Introduction |
This programming assignment is designed to ensure that you know how to
implement two templated classes (Priority Queue and Map)
with binary trees (max-heap and Binary Search Tree respectively).
Your implementations will also include fully-functional iterators for
these classes.
For the priority queue you will be writing code that processes the underlying
array storing the values as a max-heap.
For the map you will be writing iterative and recursive code that processes the
BST.
You can test these implementations by using the standard drivers (provided with the download) and GoogleTests that we will use when grading your code for correctness; recall that you can augment the GoogleTest with whatever code you want, to aid your debugging: a GoogleTest is just a C++ program.

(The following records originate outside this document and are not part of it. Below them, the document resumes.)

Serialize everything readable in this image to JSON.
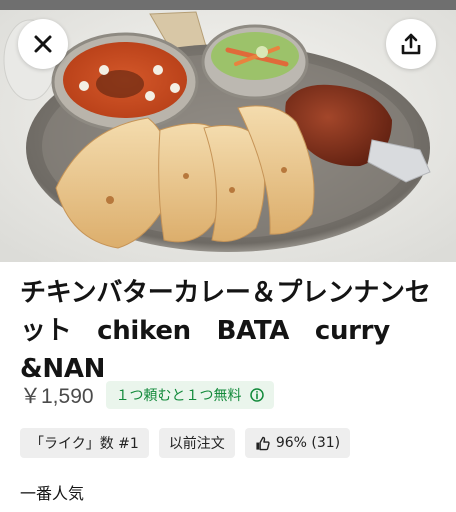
{
  "product": {
    "title": "チキンバターカレー＆プレンナンセット　chiken　BATA　curry　&NAN",
    "price": "￥1,590",
    "promo": "１つ頼むと１つ無料"
  },
  "badges": [
    {
      "label": "「ライク」数 #1"
    },
    {
      "label": "以前注文"
    },
    {
      "label": "96% (31)",
      "icon": "thumbs-up-icon"
    }
  ],
  "section": {
    "label": "一番人気"
  },
  "icons": {
    "close": "close-icon",
    "share": "share-icon",
    "promo_info": "info-icon",
    "rating": "thumbs-up-icon"
  },
  "colors": {
    "promo_text": "#138a3b",
    "promo_bg": "#eaf5ec",
    "chip_bg": "#eeeeee"
  }
}
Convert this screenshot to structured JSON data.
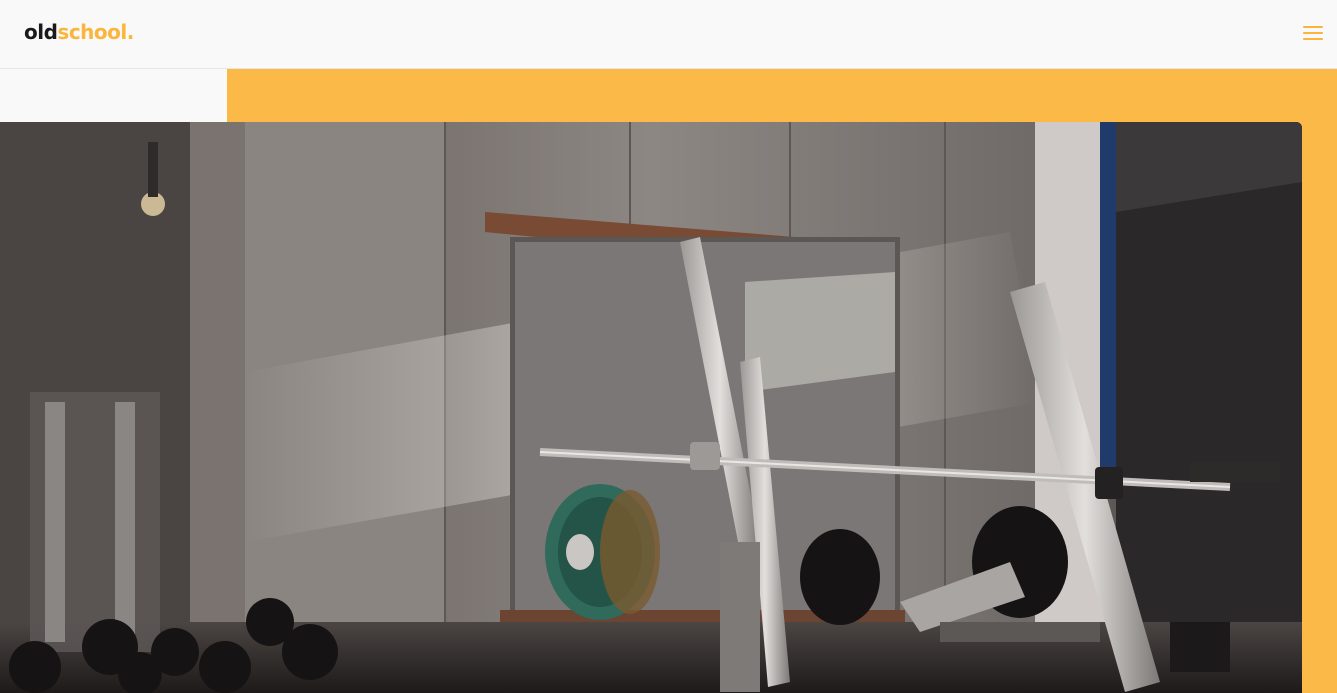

You can also test the code you wrote for Programming Assignment #1 (which used array implementations of these classes) by substituting these binary tree implementations -typically by changing a few typedef statements. In fact, you will be required to translate my solution to the wordgenerator program to use HeapPriorityQueue and BSTMap and indicate the performance improvement (over the original priority queue and map classes) on a large text file (wghuck.txt). Write and use the standard insertion (<<) operator and str() method in each class for debugging. Note that there are few tested requirements for what these operators/methods return, but this code will make debugging easier, and we may examine it by hand. For str in HeapPriorityQueue return in a std::string the entire contents array for all indexes (ascending) along with the other instance variables: from this information you can easily reconstruct the max-heap-as-binary_tree. After enqueueing b, a, c, the HeapPriorityQueue's str() prints as heap_priority_queue[0:a,1:b,2:c,3:](length=4,used=3,mod_count=4).
For str in BSTMap return a std::string that shows the BST
rotated left by 90 degrees along with the other instance variables, so you
can easily examine the structure of the BST.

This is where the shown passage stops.